Study: Apple is the Most Popular Fruit with Kids

Apple and citrus juices, bananas are also favorites with kids 2-19

apples are kids favorite fruits
A new study finds that apples are the favorite fruit of U.S. kids ages 2-19. Julia Wheeler and Veronika Laws

When your preschooler hits the fruit and veggie drawer, what does she pull out? According to a new study, it's most like an apple.

"Fruit Consumption by Youth in the United States," published in the October issue of Pediatrics reports that of all the fruits that kids eat each day, the most popular one by far is the apple, with about 20 percent of kids saying that is what they liked the best. While 53 percent of kids got their daily intake of fruit from whole fruits, 34 percent got their fruit from 100 percent juice drinks.


Favorite fruits of kids ages 2-19:

  1. apples
  2. apple juice
  3. citrus juices
  4. bananas
  5. melons
  6. berries
  7. citrus fruit
  8. fruit salads
  9. grapes
  10. peaches and nectarines

The American Academy of Pediatrics points out that juice should not be considered as a good substitute for whole fruit since whole fruit has lots of fiber that is not found in juice. They recommend that parents limit how much juice their child drinks each day. For kids under age six, that means no more than six ounces a day. 

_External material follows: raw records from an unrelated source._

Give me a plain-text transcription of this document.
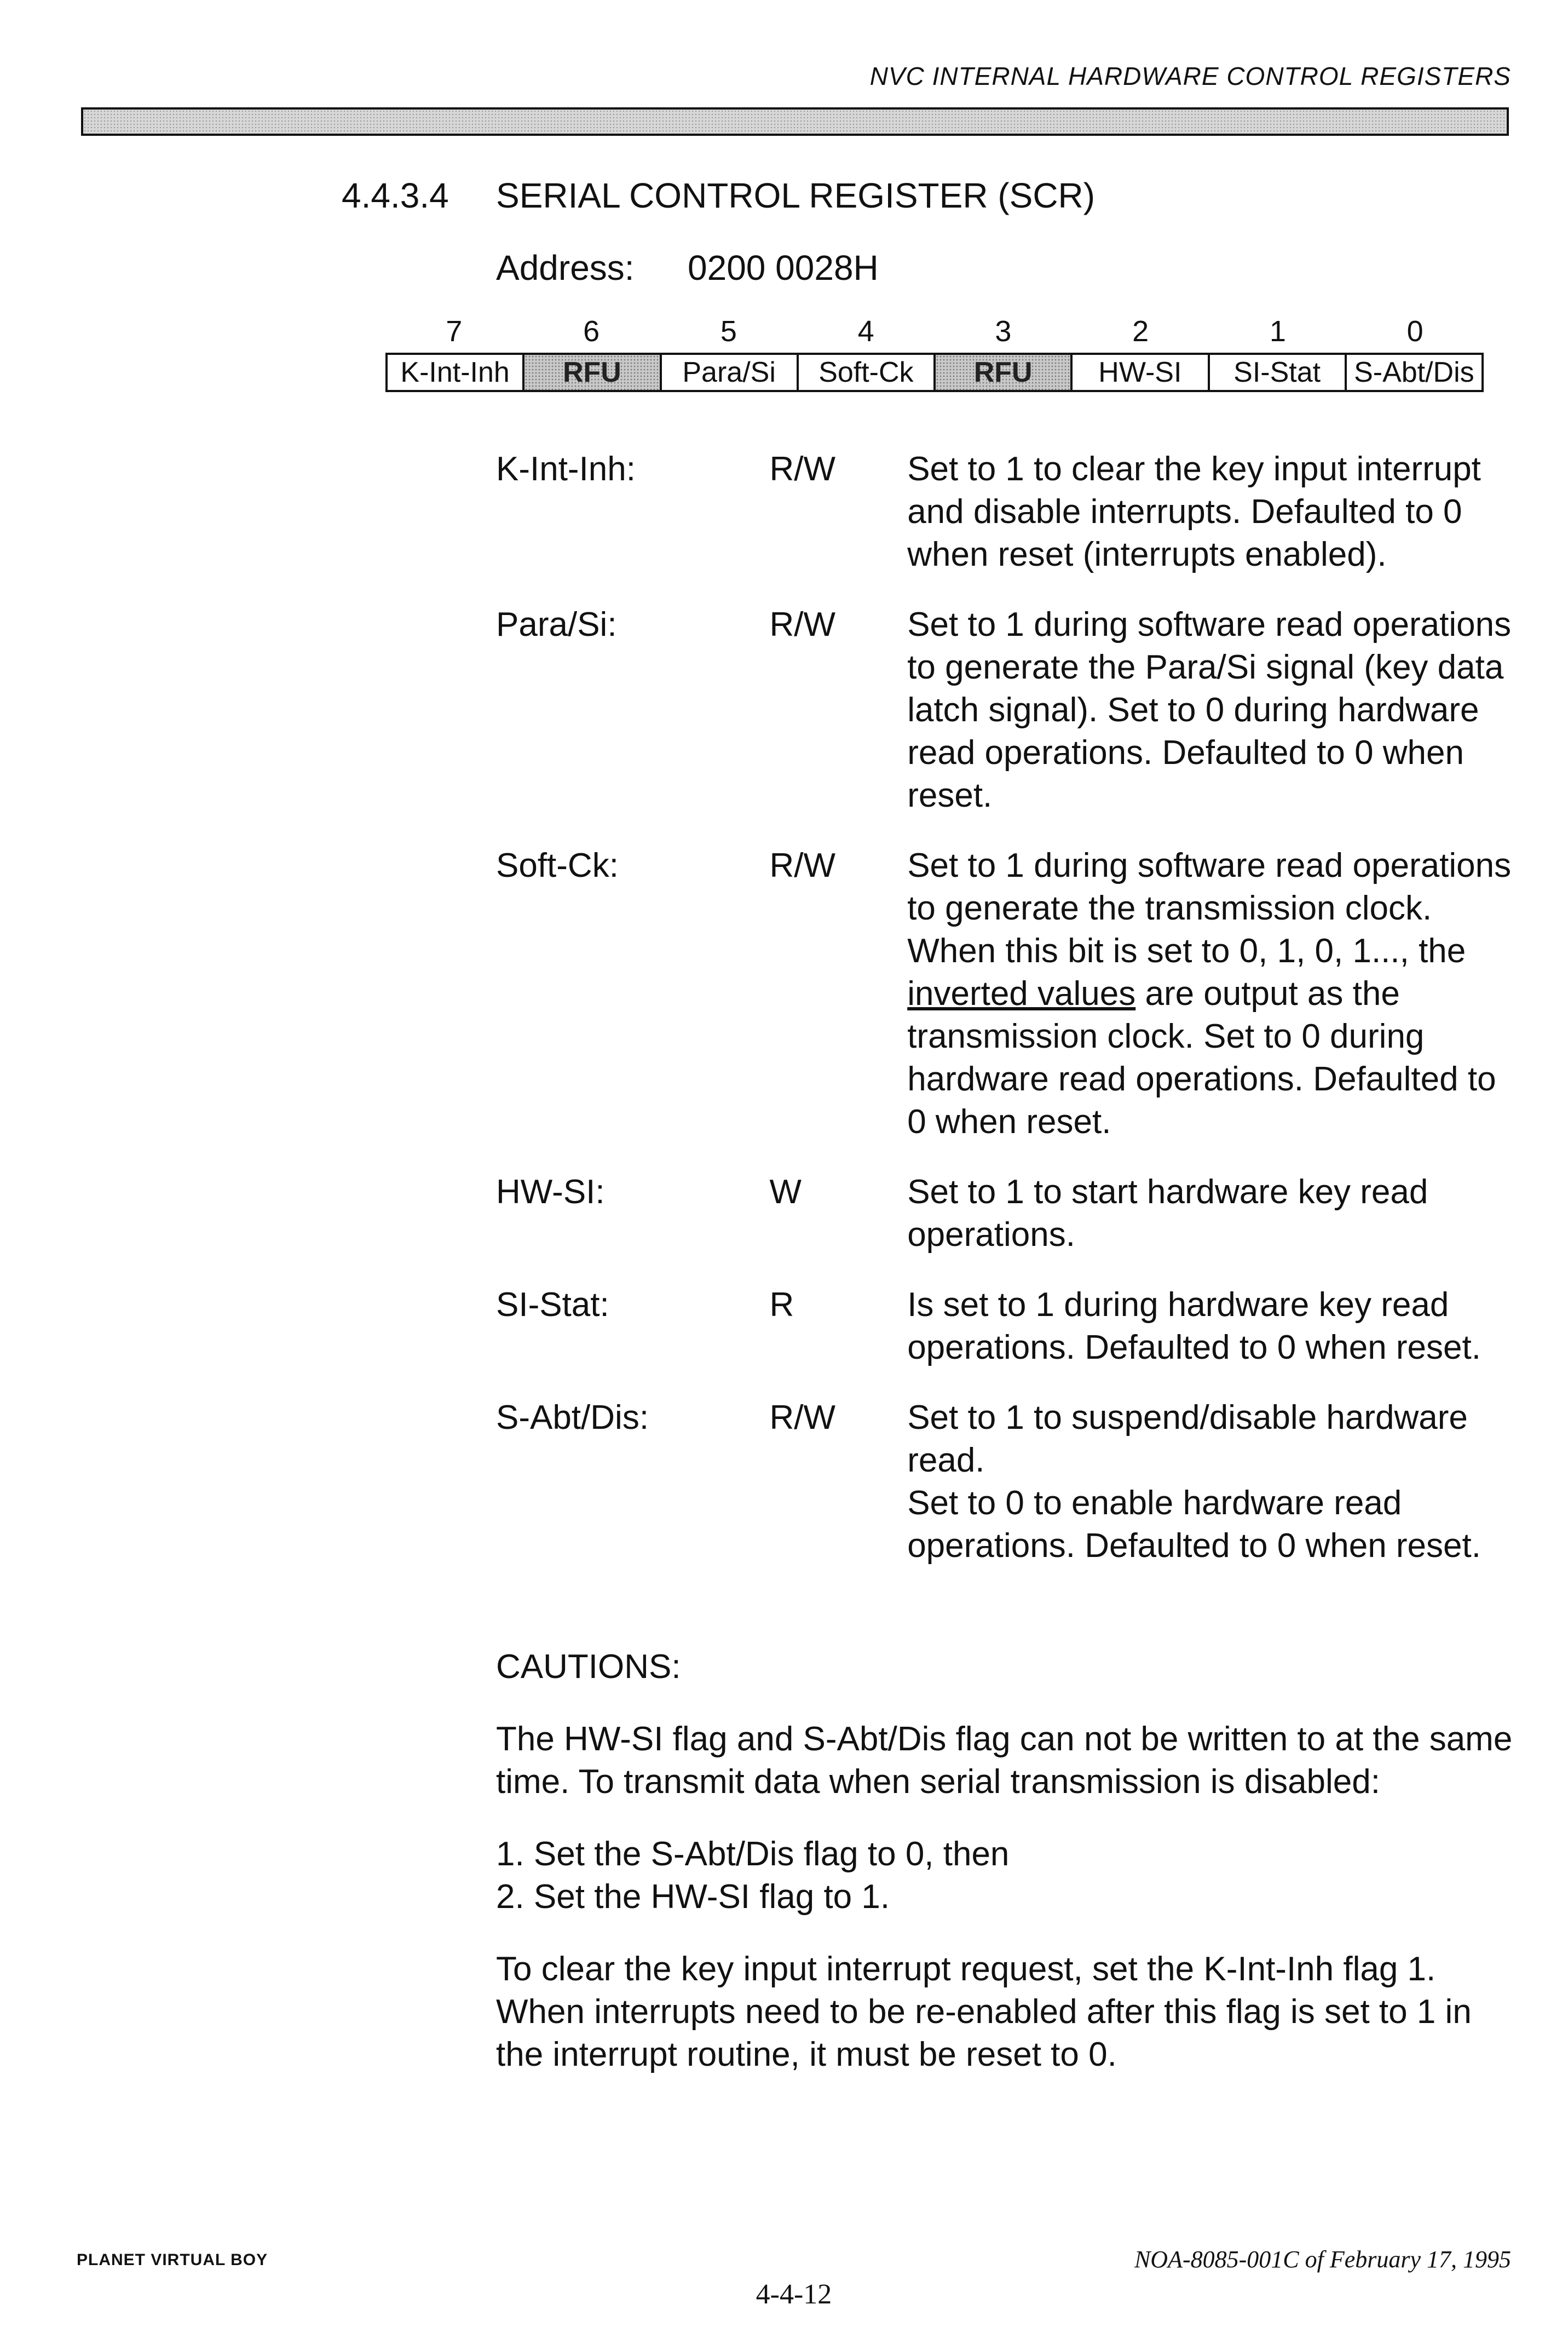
NVC INTERNAL HARDWARE CONTROL REGISTERS
4.4.3.4 SERIAL CONTROL REGISTER (SCR)
Address: 0200 0028H
7	6	5	4	3	2	1	0
K-Int-Inh	RFU	Para/Si	Soft-Ck	RFU	HW-SI	SI-Stat	S-Abt/Dis
K-Int-Inh:	R/W	Set to 1 to clear the key input interrupt and disable interrupts. Defaulted to 0 when reset (interrupts enabled).
Para/Si:	R/W	Set to 1 during software read operations to generate the Para/Si signal (key data latch signal). Set to 0 during hardware read operations. Defaulted to 0 when reset.
Soft-Ck:	R/W	Set to 1 during software read operations to generate the transmission clock. When this bit is set to 0, 1, 0, 1..., the inverted values are output as the transmission clock. Set to 0 during hardware read operations. Defaulted to 0 when reset.
HW-SI:	W	Set to 1 to start hardware key read operations.
SI-Stat:	R	Is set to 1 during hardware key read operations. Defaulted to 0 when reset.
S-Abt/Dis:	R/W	Set to 1 to suspend/disable hardware read.

Set to 0 to enable hardware read operations. Defaulted to 0 when reset.

CAUTIONS:

The HW-SI flag and S-Abt/Dis flag can not be written to at the same time. To transmit data when serial transmission is disabled:

1. Set the S-Abt/Dis flag to 0, then
2. Set the HW-SI flag to 1.

To clear the key input interrupt request, set the K-Int-Inh flag 1. When interrupts need to be re-enabled after this flag is set to 1 in the interrupt routine, it must be reset to 0.

PLANET VIRTUAL BOY	NOA-8085-001C of February 17, 1995
4-4-12
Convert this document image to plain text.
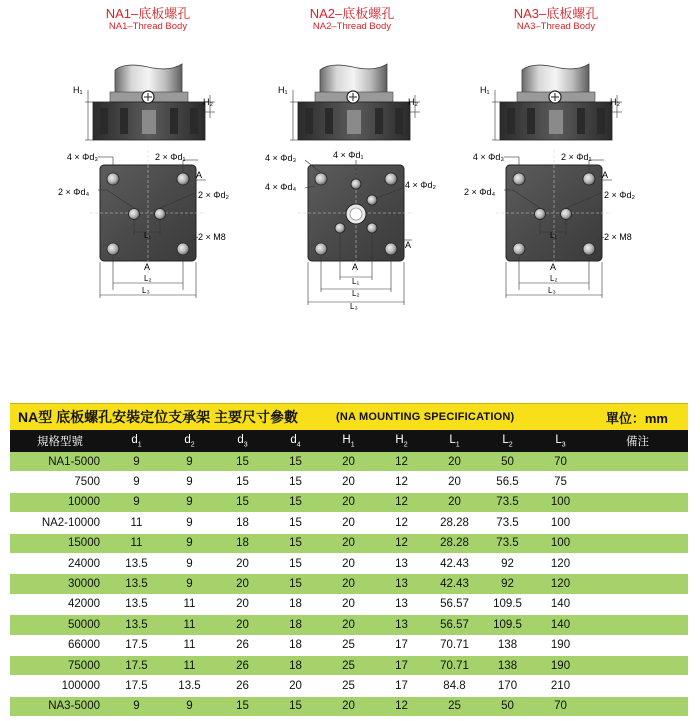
NA1–底板螺孔
NA1–Thread Body
NA2–底板螺孔
NA2–Thread Body
NA3–底板螺孔
NA3–Thread Body
H₁
H₂
4 × Φd₃	2 × Φd₁
2 × Φd₄	2 × Φd₂
2 × M8
A
A
L₁
L₂
L₃
H₁
H₂
4 × Φd₃	4 × Φd₁
4 × Φd₄	4 × Φd₂
A
A
L₁
L₂
L₃
H₁
H₂
4 × Φd₃	2 × Φd₁
2 × Φd₄	2 × Φd₂
2 × M8
A
A
L₁
L₂
L₃
NA型 底板螺孔安裝定位支承架 主要尺寸參數	(NA MOUNTING SPECIFICATION)	單位：mm
規格型號	$d_1$	$d_2$	$d_3$	$d_4$	$H_1$	$H_2$	$L_1$	$L_2$	$L_3$	備注
NA1-5000	9	9	15	15	20	12	20	50	70	
7500	9	9	15	15	20	12	20	56.5	75	
10000	9	9	15	15	20	12	20	73.5	100	
NA2-10000	11	9	18	15	20	12	28.28	73.5	100	
15000	11	9	18	15	20	12	28.28	73.5	100	
24000	13.5	9	20	15	20	13	42.43	92	120	
30000	13.5	9	20	15	20	13	42.43	92	120	
42000	13.5	11	20	18	20	13	56.57	109.5	140	
50000	13.5	11	20	18	20	13	56.57	109.5	140	
66000	17.5	11	26	18	25	17	70.71	138	190	
75000	17.5	11	26	18	25	17	70.71	138	190	
100000	17.5	13.5	26	20	25	17	84.8	170	210	
NA3-5000	9	9	15	15	20	12	25	50	70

If you'd like your preschooler to eat more fruit each day, there are a few things you can do:

  • Make sure there are always lots of different fruits and vegetables available to eat in your house. If they aren't there, kids can't eat them!
  • Make sure any fruits are washed and easily accessible. A lot of fruits are OK to store at room temperature and not in the refrigerator. As long as your preschooler knows that he needs to ask first, following the "in sight, in mind" method should increase how many fruits your preschooler eats daily.
  • Serve fruits in an appealing way. Obviously you don't want to weigh fruits down with unhealthy dips or coverings, but you can offer fruits in such a way that little kids will want to eat them. Cut fruits into fun shapes or serve with low-calorie dips. Puree fruits in a food processor and then place into molds in the freezer. Add a craft stick and you've got healthy and delicious ice pops!
  • Fruits can be a side dish with dinner! Too often we fall into the protein/starch/vegetable way of thinking on our supper plates. Instead, offer up cut up fruit to complement your meal or fruit salad as an appetizer. 
  • Practice what you preach. Let your child see you enjoying plenty of fruits at snack time. You are your child's best role model!
  • The next time you go to the grocery store, bring your child with you. Let him take a look around the produce section and see if there is anything he'd like to try. Vow that you will both try one new fruit after each visit. See how many new tastes you can try!
  • Be smart about what types of snack options you offer to your child. It's always great to offer kids choices -- it's a good way to make them feel more independent. But make the choices be good choices. Instead of offering up an apple and a piece of cake, try an apple and a banana.